Nicolas Beytout, fondateur de L'Opinion :

La loi française oblige une société éditrice à rendre publique la liste de ses actionnaires. La société éditrice de L'Opinion s'appelle Bey Médias Presse & Internet, et son actionnaire à 100 % est Bey Médias. . Pour être précis sur ce point, permettez-moi de faire un détour par un épisode qui a failli nous être fatal, sous le gouvernement socialiste, qui voyait d'un mauvais oeil notre survie.

En 2013, il était possible à toute personne, physique ou morale, de déduire de ses revenus 25 % de son investissement dans un journal de presse d'information générale, une disposition qui a été renouvelée dans la loi de finances de 2022. Cette disposition était très intéressante pour capitaliser notre société, mais l'administration nous l'a refusée lorsque nous lui avons demandé un rescrit, au motif que les fonds avaient été recueillis par Bey Médias, que l'administration a qualifiée de « holding », et non pas par notre filiale chargée directement de l'édition (la société éditrice, Bey Médias Presse et Internet).

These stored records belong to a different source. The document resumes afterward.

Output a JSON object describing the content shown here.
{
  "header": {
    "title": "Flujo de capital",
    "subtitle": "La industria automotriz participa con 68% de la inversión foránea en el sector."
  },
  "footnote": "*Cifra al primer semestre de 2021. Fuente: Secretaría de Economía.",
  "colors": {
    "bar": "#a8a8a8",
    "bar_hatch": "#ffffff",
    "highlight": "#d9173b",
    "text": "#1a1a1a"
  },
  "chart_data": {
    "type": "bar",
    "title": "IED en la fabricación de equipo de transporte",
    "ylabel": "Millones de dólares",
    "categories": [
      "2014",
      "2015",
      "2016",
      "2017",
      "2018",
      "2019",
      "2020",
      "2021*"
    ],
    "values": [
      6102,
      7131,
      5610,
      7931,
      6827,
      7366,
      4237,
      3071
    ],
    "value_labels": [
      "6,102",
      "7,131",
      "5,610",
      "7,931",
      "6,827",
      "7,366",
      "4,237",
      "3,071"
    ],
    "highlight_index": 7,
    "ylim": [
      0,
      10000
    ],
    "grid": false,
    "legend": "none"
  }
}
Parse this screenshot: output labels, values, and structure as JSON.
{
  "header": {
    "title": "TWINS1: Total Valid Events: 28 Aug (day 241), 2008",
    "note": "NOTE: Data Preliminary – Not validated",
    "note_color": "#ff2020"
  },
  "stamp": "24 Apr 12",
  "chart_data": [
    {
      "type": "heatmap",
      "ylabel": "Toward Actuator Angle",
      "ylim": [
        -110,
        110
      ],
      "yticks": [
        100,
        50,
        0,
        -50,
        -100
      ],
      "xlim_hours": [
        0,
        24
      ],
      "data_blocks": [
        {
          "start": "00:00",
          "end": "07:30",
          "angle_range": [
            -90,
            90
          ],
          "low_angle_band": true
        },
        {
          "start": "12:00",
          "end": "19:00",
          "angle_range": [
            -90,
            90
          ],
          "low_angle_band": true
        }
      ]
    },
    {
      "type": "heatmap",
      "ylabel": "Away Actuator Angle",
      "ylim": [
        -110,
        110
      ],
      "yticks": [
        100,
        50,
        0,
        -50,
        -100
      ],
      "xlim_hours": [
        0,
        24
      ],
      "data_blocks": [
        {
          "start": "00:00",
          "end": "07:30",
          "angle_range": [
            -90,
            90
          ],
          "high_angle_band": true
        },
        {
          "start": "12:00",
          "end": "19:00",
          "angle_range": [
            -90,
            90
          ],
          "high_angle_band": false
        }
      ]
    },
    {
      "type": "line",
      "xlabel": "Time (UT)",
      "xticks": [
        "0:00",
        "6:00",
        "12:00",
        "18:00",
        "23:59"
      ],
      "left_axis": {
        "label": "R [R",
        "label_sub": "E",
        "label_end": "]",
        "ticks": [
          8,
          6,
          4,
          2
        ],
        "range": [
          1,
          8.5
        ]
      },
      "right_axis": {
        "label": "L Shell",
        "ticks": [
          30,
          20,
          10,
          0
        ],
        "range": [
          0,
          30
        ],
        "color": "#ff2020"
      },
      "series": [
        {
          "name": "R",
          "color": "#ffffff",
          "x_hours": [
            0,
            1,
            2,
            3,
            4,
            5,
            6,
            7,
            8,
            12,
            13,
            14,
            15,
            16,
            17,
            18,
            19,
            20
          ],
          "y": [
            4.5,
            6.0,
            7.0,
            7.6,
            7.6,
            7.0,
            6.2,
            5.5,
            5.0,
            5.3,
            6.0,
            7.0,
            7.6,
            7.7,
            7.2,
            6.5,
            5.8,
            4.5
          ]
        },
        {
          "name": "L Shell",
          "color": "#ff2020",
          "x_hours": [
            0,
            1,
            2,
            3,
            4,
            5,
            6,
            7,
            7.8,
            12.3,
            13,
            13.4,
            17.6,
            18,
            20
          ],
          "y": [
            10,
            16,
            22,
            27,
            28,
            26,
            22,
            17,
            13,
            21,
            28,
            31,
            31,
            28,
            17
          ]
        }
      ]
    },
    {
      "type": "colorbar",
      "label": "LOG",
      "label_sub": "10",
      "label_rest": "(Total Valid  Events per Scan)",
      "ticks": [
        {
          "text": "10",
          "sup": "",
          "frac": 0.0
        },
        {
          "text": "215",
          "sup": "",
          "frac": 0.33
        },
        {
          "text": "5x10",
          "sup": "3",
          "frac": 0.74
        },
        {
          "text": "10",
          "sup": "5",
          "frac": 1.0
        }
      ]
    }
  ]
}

Selon l'administration fiscale, c'est cette filiale qui aurait dû lever les fonds pour que nos investisseurs aient droit à la déduction. J'ai contesté, faisant valoir que le texte de la loi visait explicitement « toute société exploitant un journal » (et non pas « éditant » un journal), mais l'administration fiscale a balayé l'argument d'un revers de la main. Nous sommes allés en justice, le tribunal administratif de Paris nous a donné raison, puis la cour d'appel de Paris, puis le Conseil d'État, qui a condamné l'État aux dépens... Il faut donc bien préciser les choses, monsieur le rapporteur : lorsqu'il exige la publicité des actionnaires, le droit français vise explicitement ceux de la société éditrice, c'est-à-dire, pour L'Opinion, Bey Médias.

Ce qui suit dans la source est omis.